The mechanism underlying increased EAT with IVT recurrence remains unclear. Several key mechanisms may explain these findings. First, the increased EAT is associated with conduction delay and interatrial block [28]. An increased EAT is related to a widened and fragmented QRS, which indicates slow ventricular conduction or hypertrophy [29]. EAT may contribute to the development of IVT by triggering an increase in activity and re-entry mechanisms [9]. Second, EAT could secrete various substances that affect the electrophysiology of cardiomyocytes by modulating ion currents, or electrical coupling [30]. Excessive EAT-derived fatty acids can be taken up by cardiomyocytes and lead to ectopic myocardial lipid accumulation [31]. Adipocytes of EAT can secrete adipokines, and adipokine infiltration can cause electrical remodeling of cardiomyocytes and promote myocardial fibrosis [32]. The infarcted myocardium can also be infiltrated by lipoma metaplasia, which may increase scar formation [33]. Furthermore, EAT is a transmitter of the deleterious effects of inflammation and metabolic disturbances on the cardiac [27]. The increased size and number of adipocytes in the accumulated EAT, may ultimately lead to increased secretion of pro-inflammatory cytokines and down-regulation of the secretion of anti-inflammatory factors [34]. High levels of inflammatory cytokines could lead to cardiac remodeling and induce the development of arrhythmias [35]. In summary, the structural and paracrine crosstalk between EAT and cardiomyocytes promotes IVT.

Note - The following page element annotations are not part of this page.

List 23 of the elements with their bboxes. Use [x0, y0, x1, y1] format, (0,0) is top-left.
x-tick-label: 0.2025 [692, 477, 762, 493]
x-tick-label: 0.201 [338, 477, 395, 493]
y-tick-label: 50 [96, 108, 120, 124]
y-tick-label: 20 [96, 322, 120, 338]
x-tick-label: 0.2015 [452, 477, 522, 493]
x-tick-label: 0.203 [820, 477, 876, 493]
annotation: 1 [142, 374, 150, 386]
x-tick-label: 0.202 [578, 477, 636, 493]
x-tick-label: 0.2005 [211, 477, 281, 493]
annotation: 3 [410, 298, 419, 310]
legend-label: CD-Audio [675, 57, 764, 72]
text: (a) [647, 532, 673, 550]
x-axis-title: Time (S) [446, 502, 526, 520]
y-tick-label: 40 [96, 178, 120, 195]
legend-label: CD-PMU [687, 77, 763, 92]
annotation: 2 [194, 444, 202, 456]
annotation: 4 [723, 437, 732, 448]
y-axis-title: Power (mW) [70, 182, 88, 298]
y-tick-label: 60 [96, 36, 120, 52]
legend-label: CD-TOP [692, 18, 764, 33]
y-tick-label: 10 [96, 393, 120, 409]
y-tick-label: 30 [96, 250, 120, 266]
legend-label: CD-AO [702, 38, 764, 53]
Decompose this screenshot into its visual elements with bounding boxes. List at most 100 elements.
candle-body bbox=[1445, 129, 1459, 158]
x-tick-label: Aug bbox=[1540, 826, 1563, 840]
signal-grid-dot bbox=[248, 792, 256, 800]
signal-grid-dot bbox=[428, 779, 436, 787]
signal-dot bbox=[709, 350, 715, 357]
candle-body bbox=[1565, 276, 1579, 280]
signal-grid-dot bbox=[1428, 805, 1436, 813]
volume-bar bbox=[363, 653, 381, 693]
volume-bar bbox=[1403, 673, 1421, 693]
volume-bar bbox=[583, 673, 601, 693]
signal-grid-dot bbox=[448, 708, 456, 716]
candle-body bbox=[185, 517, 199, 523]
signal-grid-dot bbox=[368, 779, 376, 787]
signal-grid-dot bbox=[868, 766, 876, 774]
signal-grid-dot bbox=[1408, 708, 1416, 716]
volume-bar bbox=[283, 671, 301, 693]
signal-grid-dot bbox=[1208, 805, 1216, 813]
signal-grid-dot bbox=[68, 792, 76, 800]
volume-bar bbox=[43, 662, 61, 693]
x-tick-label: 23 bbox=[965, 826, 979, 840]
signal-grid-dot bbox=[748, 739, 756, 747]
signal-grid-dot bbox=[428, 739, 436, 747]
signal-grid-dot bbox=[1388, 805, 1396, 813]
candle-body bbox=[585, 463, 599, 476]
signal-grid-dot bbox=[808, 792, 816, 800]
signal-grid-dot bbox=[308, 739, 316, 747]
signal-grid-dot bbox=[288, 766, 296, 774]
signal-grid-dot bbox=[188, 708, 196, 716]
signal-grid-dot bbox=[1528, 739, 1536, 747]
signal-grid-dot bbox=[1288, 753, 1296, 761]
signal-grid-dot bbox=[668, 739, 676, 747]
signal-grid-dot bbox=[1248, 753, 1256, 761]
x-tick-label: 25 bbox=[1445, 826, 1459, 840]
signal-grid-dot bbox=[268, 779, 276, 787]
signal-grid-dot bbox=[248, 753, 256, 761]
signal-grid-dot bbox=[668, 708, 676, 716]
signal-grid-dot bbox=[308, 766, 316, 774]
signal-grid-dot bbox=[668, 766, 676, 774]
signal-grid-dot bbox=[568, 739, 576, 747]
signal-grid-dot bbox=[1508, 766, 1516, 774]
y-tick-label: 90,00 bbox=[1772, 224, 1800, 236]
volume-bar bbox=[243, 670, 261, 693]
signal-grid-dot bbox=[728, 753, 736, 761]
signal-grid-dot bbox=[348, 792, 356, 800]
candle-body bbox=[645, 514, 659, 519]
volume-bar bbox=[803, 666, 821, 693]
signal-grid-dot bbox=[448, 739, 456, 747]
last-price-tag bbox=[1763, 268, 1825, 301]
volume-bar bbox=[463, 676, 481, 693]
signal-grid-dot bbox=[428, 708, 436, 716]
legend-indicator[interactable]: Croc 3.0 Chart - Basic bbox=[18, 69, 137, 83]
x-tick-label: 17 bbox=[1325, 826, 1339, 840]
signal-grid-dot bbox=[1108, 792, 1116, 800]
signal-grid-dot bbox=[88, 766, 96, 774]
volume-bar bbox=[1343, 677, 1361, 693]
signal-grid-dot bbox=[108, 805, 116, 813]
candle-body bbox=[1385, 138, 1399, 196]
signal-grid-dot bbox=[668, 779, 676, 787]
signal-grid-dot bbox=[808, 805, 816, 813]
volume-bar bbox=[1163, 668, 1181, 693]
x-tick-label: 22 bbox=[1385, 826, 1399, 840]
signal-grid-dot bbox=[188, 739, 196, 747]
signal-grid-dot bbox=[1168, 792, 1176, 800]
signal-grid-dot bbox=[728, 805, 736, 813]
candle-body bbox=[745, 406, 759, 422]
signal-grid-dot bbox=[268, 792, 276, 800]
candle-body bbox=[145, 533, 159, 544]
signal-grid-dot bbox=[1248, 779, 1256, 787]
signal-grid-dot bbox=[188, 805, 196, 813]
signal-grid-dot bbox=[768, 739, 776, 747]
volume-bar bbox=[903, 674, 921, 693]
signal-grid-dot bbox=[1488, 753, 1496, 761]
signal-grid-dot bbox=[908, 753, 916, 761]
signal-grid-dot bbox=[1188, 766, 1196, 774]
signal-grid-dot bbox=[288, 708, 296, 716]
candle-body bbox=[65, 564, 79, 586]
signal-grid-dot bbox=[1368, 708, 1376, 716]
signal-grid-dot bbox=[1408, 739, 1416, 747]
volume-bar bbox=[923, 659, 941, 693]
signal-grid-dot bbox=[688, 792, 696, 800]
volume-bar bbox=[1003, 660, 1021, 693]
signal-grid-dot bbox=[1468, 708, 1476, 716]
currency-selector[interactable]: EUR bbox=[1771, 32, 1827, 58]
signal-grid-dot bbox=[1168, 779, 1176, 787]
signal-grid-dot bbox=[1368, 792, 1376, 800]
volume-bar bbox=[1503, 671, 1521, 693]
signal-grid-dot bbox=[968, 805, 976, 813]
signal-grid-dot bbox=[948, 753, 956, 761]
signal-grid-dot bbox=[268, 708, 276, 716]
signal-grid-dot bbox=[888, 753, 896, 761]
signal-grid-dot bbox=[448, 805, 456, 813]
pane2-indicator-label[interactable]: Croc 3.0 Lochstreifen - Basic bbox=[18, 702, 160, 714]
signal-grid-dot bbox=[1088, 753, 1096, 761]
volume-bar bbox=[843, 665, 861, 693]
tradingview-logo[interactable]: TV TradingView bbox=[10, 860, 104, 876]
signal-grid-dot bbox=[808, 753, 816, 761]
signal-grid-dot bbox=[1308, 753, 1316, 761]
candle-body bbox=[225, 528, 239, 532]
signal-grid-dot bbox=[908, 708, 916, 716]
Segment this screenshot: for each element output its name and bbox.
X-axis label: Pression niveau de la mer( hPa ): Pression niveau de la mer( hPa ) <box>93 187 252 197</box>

Previous studies have shown that non-contrast CT can be used to quantify EAT volume, avoiding the necessity of complex ECG-contrast acquisition. EAT volume by non-contrast CT measurements has consistently and reliably been correlated with contrast coronary CT angiography [10, 36]. Non-contrast CT has the advantages of convenience and reduced radiation dose and intensity, which is more applicable to the general population [11].